After the silliness that was Belgium, we had the Class that is, and for ever will be, France. This song is what the French do so well, after years of forgetting that this is the way to go, a strong ballad, sung by a great, if rather small, singer. Sandrine performed the pants off this song, wearing her Purple Velvet curtains run up into a dress, and having been taught where to look for the cameras, she didn’t let us down. A broody performance of a strong song.

Then to the Favourite…. Corinna May and her backing band. The master plan from NDR was to get this girl on stage, and march, inexorably on to victory to give Siegel and Meinunger their second win. However, all was not going to plan in the camp for they forgot the girls one weakness, her inability to sing live. This could well go down in ESC history as one of the most awful, eardrum piercing pieces of live music ever heard. Now I’m not saying she was bad… ok I *am* saying she was bad ( and this from one of her most vehement supporters). Badly out of tune backing singers and poor “choreography” lead to an awful performance.

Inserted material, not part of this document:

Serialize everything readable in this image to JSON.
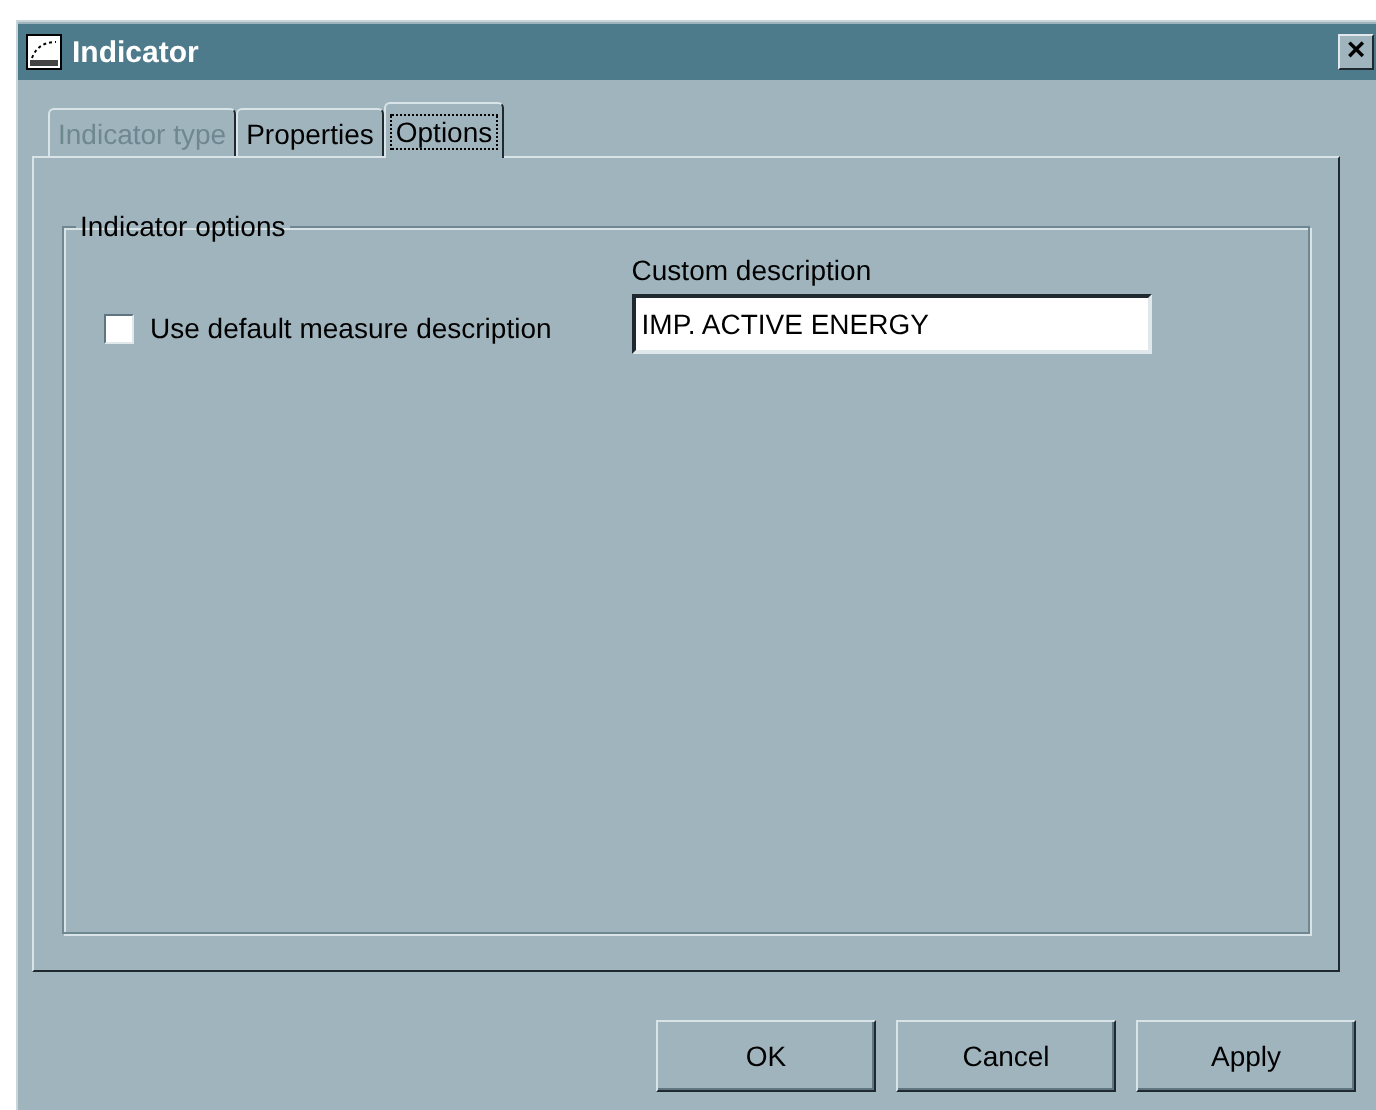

Buket is not a name that springs to mind when you think of Eurovision ( except as a place to wretch as the songs are being played), but the Turkish version of that name, and her backing group Sapphire ( Sapphire and Buket sounds like an 80’s detective series…..) did Turkey proud. As usual they sung a bit in English, and at first it sounded a bit odd. But as the week progressed it turned into a decent song, culminating in this excellent performance. Even the male singer losing his earpiece didn’t detract from stunning choreography.

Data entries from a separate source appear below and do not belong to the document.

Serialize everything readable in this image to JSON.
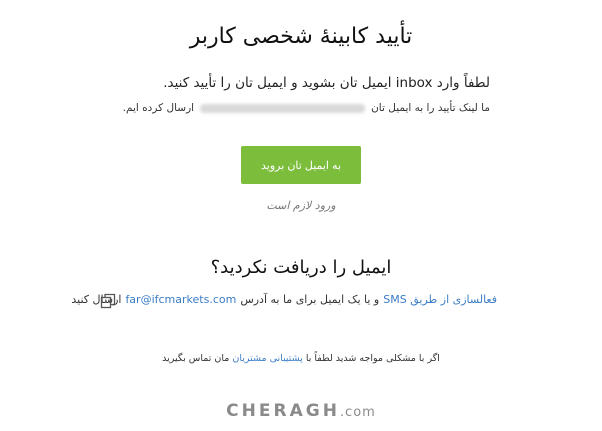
{
  "page": {
    "title": "تأیید کابینهٔ شخصی کاربر",
    "instruction": "لطفاً وارد inbox ایمیل تان بشوید و ایمیل تان را تأیید کنید.",
    "sent_prefix": "ما لینک تأیید را به ایمیل تان",
    "sent_suffix": "ارسال کرده ایم.",
    "go_button_label": "به ایمیل تان بروید",
    "login_required": "ورود لازم است",
    "not_received_heading": "ایمیل را دریافت نکردید؟",
    "options": {
      "sms_link": "فعالسازی از طریق SMS",
      "middle_text": "و یا یک ایمیل برای ما به آدرس",
      "email_link": "far@ifcmarkets.com",
      "end_text": "ارسال کنید"
    },
    "support": {
      "prefix": "اگر با مشکلی مواجه شدید لطفاً با",
      "link": "پشتیبانی مشتریان",
      "suffix": "مان تماس بگیرید"
    },
    "watermark": {
      "brand": "CHERAGH",
      "domain": ".com"
    }
  },
  "colors": {
    "button_green": "#7cbd3c",
    "link_blue": "#3b7dc6"
  },
  "icons": {
    "copy": "copy-icon"
  }
}
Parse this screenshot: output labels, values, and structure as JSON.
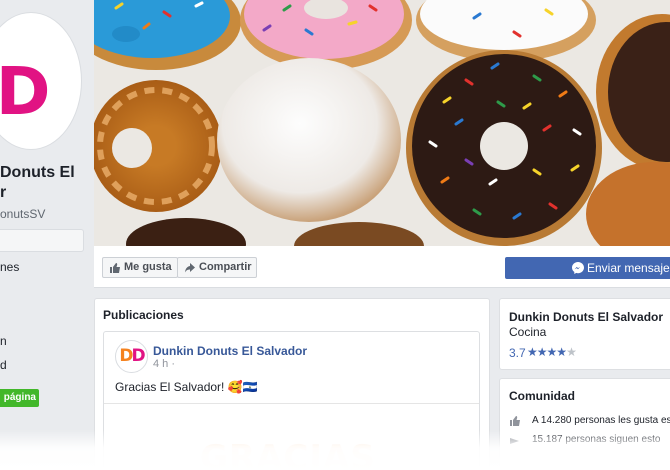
{
  "page": {
    "name": "Donuts El\nr",
    "handle": "onutsSV",
    "logo_text": "DD"
  },
  "sidebar": {
    "items": [
      "nes",
      "n",
      "d"
    ],
    "create_page_label": "página"
  },
  "actions": {
    "like_label": "Me gusta",
    "share_label": "Compartir",
    "send_message_label": "Enviar mensaje"
  },
  "posts": {
    "title": "Publicaciones",
    "items": [
      {
        "author": "Dunkin Donuts El Salvador",
        "time": "4 h ·",
        "text": "Gracias El Salvador! 🥰🇸🇻",
        "image_text": "GRACIAS"
      }
    ]
  },
  "about": {
    "name": "Dunkin Donuts El Salvador",
    "category": "Cocina",
    "rating": "3.7",
    "stars_filled": 3.7,
    "stars_total": 5
  },
  "community": {
    "title": "Comunidad",
    "likes_text": "A 14.280 personas les gusta es",
    "follows_text": "15.187 personas siguen esto"
  },
  "colors": {
    "facebook_blue": "#4267b2",
    "link_blue": "#385898",
    "brand_orange": "#f5821f",
    "brand_pink": "#e11383",
    "create_green": "#42b72a"
  }
}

….and now, Malta. A song which I personally regarded as one with a great chance immediately after it was chosen, but I thought was swallowed up by the “giants” around it. How wrong can one be. I think this song did really well because of the cheekiness shown by Ira, the fact that she had no knickers on, and the fact that she was one of the few performers that didn’t fuck up in the middle of her song. A really together performance on the whole.

Am I the only one that missed this one?? It certainly seems that some of the rest of Europe “got” Romania, but all I could see were 2 people forced together for the sake of the song, not really putting too much effort into this weak song. Some people in Tallinn were saying “ this will do well”, but I just ignored them. I wish I hadn’t now……. But I still think that it is too out of place to have won.

Slovenia… what can one say. As regular readers will know, I hate this song with a passion, on the basis that the song is shit and not because of what and who the performers are, but give them their due, they did perform the song, in the same way that Sergio “performed” the Belgian song, and I think it got the credit it deserved (!)

Latvia. Well some say it sounds like a Ricky Martin song, but familiarity isn’t a bad thing in this contest. Marie , who as many of you will know had a successful career in Latvia before the contest, came out and , well, gave the performance of her life quite possibly. Cynics say that this song won the contest because of the “strip”. That is total nonsense. The song won because it was immaculately performed and choreographed and Europe “got” the song.. simple

Finally Lithuania. After the enforced departure of We All, they sent. Well… the drugged up kid next door really.. Aivaras didn’t do a great deal of anything and it did seem to me just to be going through the motions, and 12 points was far too much in my opinion.